If you are looking for a thrilling terror machine, The Tomorrow War will satisfy that craving. Otherwise, it’s a lesson in overstaying one’s welcome.
This review of Amazon Original film The Tomorrow War does not contain spoilers.
Nothing seems super out of the ordinary in The Tomorrow War. I’m serious. Yes, there is a relentless amount of action from many pissed-off aliens in desperate need of a blood sugar high, and we are that tasty treat. That’s nothing new. The future still looks the same in this movie. The guys get older, yet the women stay young. A scene portrays a minority as a coward or selfish, then redeemed layer by dying off quickly so the great white hope can win the battle. The last third is a playbook of cornball action films. Yet, I found myself wrapped up by its break-neck pace. It’s a lesson in overstaying one’s welcome.
Chris Pratt stars as Dan Forester, a retired veteran who is teaching high school science. He is married to his beautiful wife, Emmy (Betty Gilpin), a clinical social worker at the local VA hospital. They are raising their seven-year-old daughter, Muri (Ryan Kiera Armstrong), who loves soccer. As they take-in a game together on television, as he promised, suddenly a team of United States soldiers from the future leaps out of a cloud of purple haze on the soccer field. Their leader, Lt. Hart (played by The Rookie’s Jasmine Mathews), has a message for them: We are their only hope.
From there, a worldwide draft is imposed. Anyone over 18, any health condition, it doesn’t matter. We are talking about 50 years old out of shape mothers strapping up their boots and given a week to learn how to be Rambo. You can thank Gloria Steinem. She won the battle on gender rights for everyone. Soon, only 500,000 people are left on earth (Yet, the national media outlets are still broadcasting. I bet Nielsen will have a field day with that sweeps week). Forester is drafted and “jumped” into tomorrow’s war. If he make it a week, he can come back. That’s if he survives that long.

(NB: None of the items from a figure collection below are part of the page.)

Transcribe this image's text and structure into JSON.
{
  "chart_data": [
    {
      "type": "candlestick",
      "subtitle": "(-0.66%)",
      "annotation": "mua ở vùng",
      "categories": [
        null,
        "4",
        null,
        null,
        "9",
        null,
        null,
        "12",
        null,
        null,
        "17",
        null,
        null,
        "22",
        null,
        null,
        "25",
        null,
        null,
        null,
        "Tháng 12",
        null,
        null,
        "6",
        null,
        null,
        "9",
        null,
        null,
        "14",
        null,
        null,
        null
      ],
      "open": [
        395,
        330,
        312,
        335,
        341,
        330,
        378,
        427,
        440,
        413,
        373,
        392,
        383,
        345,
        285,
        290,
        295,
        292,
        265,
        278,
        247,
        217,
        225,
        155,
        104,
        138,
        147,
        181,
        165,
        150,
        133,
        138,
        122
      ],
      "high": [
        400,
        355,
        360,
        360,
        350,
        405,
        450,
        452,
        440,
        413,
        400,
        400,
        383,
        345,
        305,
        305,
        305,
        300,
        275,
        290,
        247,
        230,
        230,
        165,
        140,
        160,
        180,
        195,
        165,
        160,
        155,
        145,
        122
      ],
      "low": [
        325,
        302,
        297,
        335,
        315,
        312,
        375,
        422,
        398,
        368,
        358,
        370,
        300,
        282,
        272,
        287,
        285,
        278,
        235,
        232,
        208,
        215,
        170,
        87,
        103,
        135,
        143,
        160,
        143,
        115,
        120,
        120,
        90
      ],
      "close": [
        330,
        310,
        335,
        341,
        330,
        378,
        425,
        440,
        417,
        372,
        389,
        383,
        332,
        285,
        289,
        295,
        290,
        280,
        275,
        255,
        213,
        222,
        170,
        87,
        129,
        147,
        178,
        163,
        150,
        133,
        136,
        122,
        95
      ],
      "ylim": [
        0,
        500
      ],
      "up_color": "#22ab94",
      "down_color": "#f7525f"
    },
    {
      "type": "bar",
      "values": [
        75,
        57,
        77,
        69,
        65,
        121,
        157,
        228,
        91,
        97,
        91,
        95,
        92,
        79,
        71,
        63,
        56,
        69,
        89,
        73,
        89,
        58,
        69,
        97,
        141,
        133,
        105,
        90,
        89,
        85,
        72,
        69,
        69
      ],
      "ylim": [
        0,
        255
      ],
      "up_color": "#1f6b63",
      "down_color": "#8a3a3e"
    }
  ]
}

Director Chris McKay (The Lego Batman Movie) spared no expense with the adrenaline that fuels the first two acts. The action is relentless. The creatures are some of the most frightening on film you might ever see. Your palms will sweat, you’ll be leaving a dent in your armrest (or a loved one). They had something with The Tomorrow War. A genuine tension and suspense that will have you ignoring some obvious flaws. A decent plot point involving The Handmaid’s Tale‘s Yvonne Strahovski gives the film a bit more emotional heft than expected.
Then, strangely, Deadfall scribe Zach Dean’s script keeps going. It could have ended there. It should have ended there. Instead, it uses the same compulsion by most major studios. They take an extra forty minutes, creating an unnecessary last stand. It begins to wander in big-budget studio banality. Even when the creatures are running around like turbo-cheetahs, Pratt and company appear to be walking or jogging without any urgency. It begins to feel like everyone starts to go through the motions.
Yet, I still find myself drawn to the positives of big studio system filmmaking compared to its faults. When you combine that with Pratt’s star wattage, winning, boyish charm, and comic timing in the quieter scenes. Sam Richardson’s very welcome role as the nerdy Charlie delivers the well-placed comic relief Tomorrow sorely needed. Though, you’ll notice how cartoonish and flat most of the characters can be.
Ultimately, The Tomorrow War overstays its welcome. It entertains the audience as much as it lets them down. It has a solid premise (no, this is not Live, Die, Repeat: Edge of Tomorrow), cool creatures, a star to hang your hat on, but comes crashing down under the weight of its ambition.
Yet, The Tomorrow War almost represents something more. It a big-budget monster blockbuster that we used to take for granted. The film represents what we love about summer. Enjoying a mindless action film and then going to a barbecue. In fact, this is a bit of normalcy in our everyday lives we have once forgotten about.
You can enjoy aspects of a film without giving it a positive review. My job is to grade a film if I approve of it in its totality, which means it is a marginal pass for me. If you are looking for a thrilling, terror machine, The Tomorrow War will satisfy that craving. If you are looking for a complete experience in its entirety, stop the film at the 100-minute mark and walk away happy. I wish I did.